Free Our Data: the blog

A Guardian Technology campaign for free public access to data about the UK and its citizens

Environment Agency yanks flood data from OnOneMap site

We’ve written in the past about OnOneMap], which took the interesting step of taking the mobile phone mast data from Ofcom and making it available on its property/rental search site.

But recently it did something much more interesting – and, given the weather, useful. At the start of June it added the Environment Agency’s flood risk data to its Google Maps implementation.

The Environment Agency’s flood data is, to be honest, not as useful as it could be. You can do a postcode search, but when you then look at it, it is difficult to work out quite what’s at risk.

An article in today’s Guardian – Agency’s flood maps fail to hold water – makes this point more elegantly. It appeared in the Money section of the paper.

As the article points out,

users will find the site lacks crucial details. For example, it fails to show the location of a home in relation to the area at risk of flooding.

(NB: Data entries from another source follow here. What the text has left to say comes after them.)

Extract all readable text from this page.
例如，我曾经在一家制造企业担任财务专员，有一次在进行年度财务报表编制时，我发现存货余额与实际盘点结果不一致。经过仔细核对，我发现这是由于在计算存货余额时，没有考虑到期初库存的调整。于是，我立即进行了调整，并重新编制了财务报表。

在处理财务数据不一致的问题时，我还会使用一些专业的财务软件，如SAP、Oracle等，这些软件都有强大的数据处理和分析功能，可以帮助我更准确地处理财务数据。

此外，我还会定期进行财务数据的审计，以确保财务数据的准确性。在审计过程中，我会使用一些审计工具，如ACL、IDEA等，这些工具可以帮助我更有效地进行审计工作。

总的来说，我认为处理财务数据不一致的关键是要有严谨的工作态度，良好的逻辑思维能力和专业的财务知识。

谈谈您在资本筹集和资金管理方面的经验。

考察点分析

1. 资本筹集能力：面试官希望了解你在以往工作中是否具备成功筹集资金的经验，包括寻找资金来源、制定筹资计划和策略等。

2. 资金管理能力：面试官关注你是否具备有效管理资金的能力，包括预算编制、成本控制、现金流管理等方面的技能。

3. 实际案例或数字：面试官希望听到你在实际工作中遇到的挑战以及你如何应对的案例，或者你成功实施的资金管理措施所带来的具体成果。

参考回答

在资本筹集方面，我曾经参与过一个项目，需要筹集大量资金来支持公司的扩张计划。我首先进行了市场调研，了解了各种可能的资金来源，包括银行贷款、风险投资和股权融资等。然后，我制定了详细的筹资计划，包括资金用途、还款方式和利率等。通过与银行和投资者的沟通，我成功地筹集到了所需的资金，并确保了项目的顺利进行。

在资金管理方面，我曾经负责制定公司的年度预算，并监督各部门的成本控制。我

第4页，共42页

OnOneMap managed to grab the Environment Agency data (for England and Wales; we’re checking on Scotland) and added it as a layer to its Google Maps.

The the Environment Agency got in touch: the data, it asserted, was its copyright, and it wasn’t happy about it being used in this way – even though OnOneMap is not (at present) a for-profit site. It asserted its ownership of database copyright in the data, which is hard to rebut, and threatened to take OnOneMap to court.

(As I write this, the news is on, saying that the estimated costs of the flooding this month are £1 billion.)

Without the resources to fight such a battle, OnOneMap removed the data – but not without making a note to that effect on its blog:

The Environment Agency claims they have copyright over the information, and despite the fact that tax-payers’ money has paid for it to be collected in the first place, apparently the tax-payer cannot benefit from innovations like our housing and flood map combination.

The comments on the post are quite illuminating, for example:

This is absolutely outrageous given our tax money has paid for this. Surely it is up to the government agencies to ensure this information is widespread, ESPECIALLY during this time period when we are being inundated with water!!


Ridiculous, especially right now, that people need to find out if their home is at risk of flooding… greedy buggers, the Environment Agency… I loved the feature on, shame you had to withdraw it

Interestingly, there is a site which does have very detailed data – which was gathered by the Norwich Union – is you have to pay for the data (unsurprising, since it cost Norwich Union something like £5m to gather it..). But wouldn’t it be better if the Environment Agency data was available to all of us, free, without having to go to its site?